Faire de la philosophie pratique, c’est utiliser des distinctions conceptuelles pour mieux comprendre les enjeux du management. Je vais ici vous en donner un exemple, qui m’est venu suite à divers expériences d’accompagnement des projets de changements organisationnels.
En philo, on travaille à différencier les mots. On se demandera ainsi quelle est la différence entre un outil et un instrument. Oui, très bien… Mais quel rapport avec le changement organisationnel, me direz-vous ?
Eh bien, le rapport, c’est la manière dont un dirigeant aborde le changement organisationnel. Soit il pense que le principal levier de transformation, c’est l’organigramme. Dans ce cas, il voit celui-ci comme un outil. Pour Aristote, l’outil (organon), c’est un moyen en vue d’une fin. Quand je prends un marteau pour planter un clou, le marteau ne compte que par le résultat qu’il permet d’atteindre. Sa valeur tient seulement dans son utilité. Si on fait le parallèle avec l’organigramme, on dira que celui-ci est un moyen au service du changement. Il amènera chaque acteur à endosser un rôle inédit, à occuper une nouvelle place, à accomplir des activités différentes. Dans ce cas, les dirigeants auront une approche qu’on qualifiera de gestionnaire, voire d’utilitaire de l’organigramme. Pur moyen d’organiser les ressources et les compétences, il n’a de valeur qu’au service d’un projet défini préalablement. Le schéma est classique : on construit une fin (un objectif visé, une intention) qui s’incarne souvent en un projet d’établissement ou de service. Ensuite, on rassemble et on organise les moyens pour le réaliser (ex.
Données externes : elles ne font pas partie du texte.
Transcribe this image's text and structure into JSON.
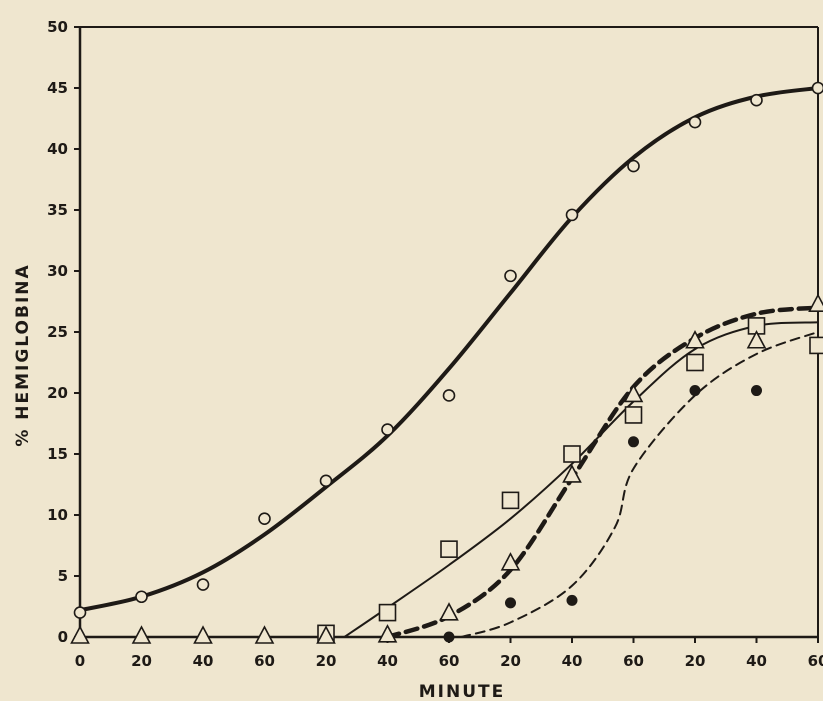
{
  "chart_data": {
    "type": "line",
    "title": "",
    "xlabel": "MINUTE",
    "ylabel": "% HEMIGLOBINA",
    "ylim": [
      0,
      50
    ],
    "yticks": [
      "0",
      "5",
      "10",
      "15",
      "20",
      "25",
      "30",
      "35",
      "40",
      "45",
      "50"
    ],
    "xticks": [
      "0",
      "20",
      "40",
      "60",
      "20",
      "40",
      "60",
      "20",
      "40",
      "60",
      "20",
      "40",
      "60"
    ],
    "x_note": "x positions 0-12 are the printed tick slots; elapsed minutes = slot x 20",
    "grid": false,
    "legend": "none",
    "series": [
      {
        "marker": "circle",
        "line_style": "solid-thick",
        "points": [
          [
            0,
            2
          ],
          [
            1,
            3.3
          ],
          [
            2,
            4.3
          ],
          [
            3,
            9.7
          ],
          [
            4,
            12.8
          ],
          [
            5,
            17
          ],
          [
            6,
            19.8
          ],
          [
            7,
            29.6
          ],
          [
            8,
            34.6
          ],
          [
            9,
            38.6
          ],
          [
            10,
            42.2
          ],
          [
            11,
            44
          ],
          [
            12,
            45
          ]
        ],
        "curve": [
          [
            0,
            2.2
          ],
          [
            1,
            3.3
          ],
          [
            2,
            5.3
          ],
          [
            3,
            8.4
          ],
          [
            4,
            12.3
          ],
          [
            5,
            16.5
          ],
          [
            6,
            22
          ],
          [
            7,
            28.2
          ],
          [
            8,
            34.4
          ],
          [
            9,
            39.3
          ],
          [
            10,
            42.6
          ],
          [
            11,
            44.3
          ],
          [
            12,
            45
          ]
        ]
      },
      {
        "marker": "square",
        "line_style": "solid-thin",
        "points": [
          [
            4,
            0.3
          ],
          [
            5,
            2
          ],
          [
            6,
            7.2
          ],
          [
            7,
            11.2
          ],
          [
            8,
            15
          ],
          [
            9,
            18.2
          ],
          [
            10,
            22.5
          ],
          [
            11,
            25.5
          ],
          [
            12,
            23.9
          ]
        ],
        "curve": [
          [
            4.3,
            0
          ],
          [
            5,
            2.4
          ],
          [
            6,
            5.9
          ],
          [
            7,
            9.7
          ],
          [
            8,
            14.2
          ],
          [
            9,
            19.3
          ],
          [
            10,
            23.6
          ],
          [
            11,
            25.5
          ],
          [
            12,
            25.8
          ]
        ]
      },
      {
        "marker": "triangle",
        "line_style": "dashed-thick",
        "points": [
          [
            0,
            0
          ],
          [
            1,
            0
          ],
          [
            2,
            0
          ],
          [
            3,
            0
          ],
          [
            4,
            0
          ],
          [
            5,
            0.1
          ],
          [
            6,
            1.9
          ],
          [
            7,
            6
          ],
          [
            8,
            13.2
          ],
          [
            9,
            19.8
          ],
          [
            10,
            24.2
          ],
          [
            11,
            24.2
          ],
          [
            12,
            27.2
          ]
        ],
        "curve": [
          [
            5,
            0
          ],
          [
            6,
            1.7
          ],
          [
            7,
            5.5
          ],
          [
            8,
            13
          ],
          [
            9,
            20.5
          ],
          [
            10,
            24.5
          ],
          [
            11,
            26.5
          ],
          [
            12,
            27
          ]
        ]
      },
      {
        "marker": "filled-circle",
        "line_style": "dashed-thin",
        "points": [
          [
            6,
            0
          ],
          [
            7,
            2.8
          ],
          [
            8,
            3
          ],
          [
            9,
            16
          ],
          [
            10,
            20.2
          ],
          [
            11,
            20.2
          ]
        ],
        "curve": [
          [
            6.2,
            0
          ],
          [
            7,
            1.2
          ],
          [
            8,
            4.2
          ],
          [
            8.7,
            9
          ],
          [
            9,
            13.8
          ],
          [
            10,
            19.8
          ],
          [
            11,
            23.2
          ],
          [
            12,
            25
          ]
        ]
      }
    ],
    "colors": {
      "ink": "#1e1a16",
      "paper": "#efe6cf"
    }
  }
}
Une GPEC : Gestion Prévisionnelle des Emplois et des Compétences, une refonte des fiches de poste, etc.). L’avantage : on donne du sens, on met de la cohérence dans l’organisation. Le risque : on peut trop attendre de l’organigramme, y voir un couteau suisse qui, bien utilisé, suffirait à faire fonctionner l’organisation.


Autre chemin : concevoir l’organigramme comme un instrument. Oubliez le marteau qui vous casse les oreilles ! Pensez plutôt à l’instrument de musique. Considérez le musicien qui fait corps avec sa guitare, sa flûte, son piano. Ce n’est pas l’objet qui produit tout seul de la musique, il le fait seulement lorsqu’il est mis en mouvement par le corps d’un être humain. C’est le musicien qui le rend vivant. Qu’est-ce que ça serait que de voir l’organigramme comme un instrument ? Cela demanderait au dirigeant de ne jamais le considérer comme l’aboutissement du processus de changement. A chaque instant de sa mise en œuvre, il faut jouer de l’organigramme. Il est l’instrument qui permet d’interpréter la partition. Et si on est bon musicien, on ne se contente pas de lire la partition, mais on y met son style, sa touche personnelle. Que nous dit cette image ? Que le dirigeant gagne à écouter les résonances de l’organigramme quand il est « joué » : être attentif à ce qui sonne juste, aux couacs, aux silences,… bref, accompagner la manière dont chacun des acteurs joue de cet instrument. Avantage : l’organigramme n’est qu’un levier du changement organisationnel. Il ne dispense pas les acteurs d’être inventifs, agiles, et même parfois iconoclastes lorsqu’ils doivent improviser ! Rien de pire qu’un organigramme sacralisé, où chacun doit rentrer dans une boîte mal taillée. Inconvénient : on n’en a jamais fini de mettre l’organigramme sur le métier, il faudra toujours rester en veille, le faire bouger. Cela limite le temps d’appropriation nécessaire pour les équipes qui en finissent par ne plus savoir qui fait quoi.
En résumé, il ne s’agit d’opposer les deux. Pas non plus de dresser les bricoleurs contre les musiciens ! Les deux approches sont importantes. Il suffit juste de les avoir en tête pour ne pas confondre changement organisationnel et changement d’organigramme.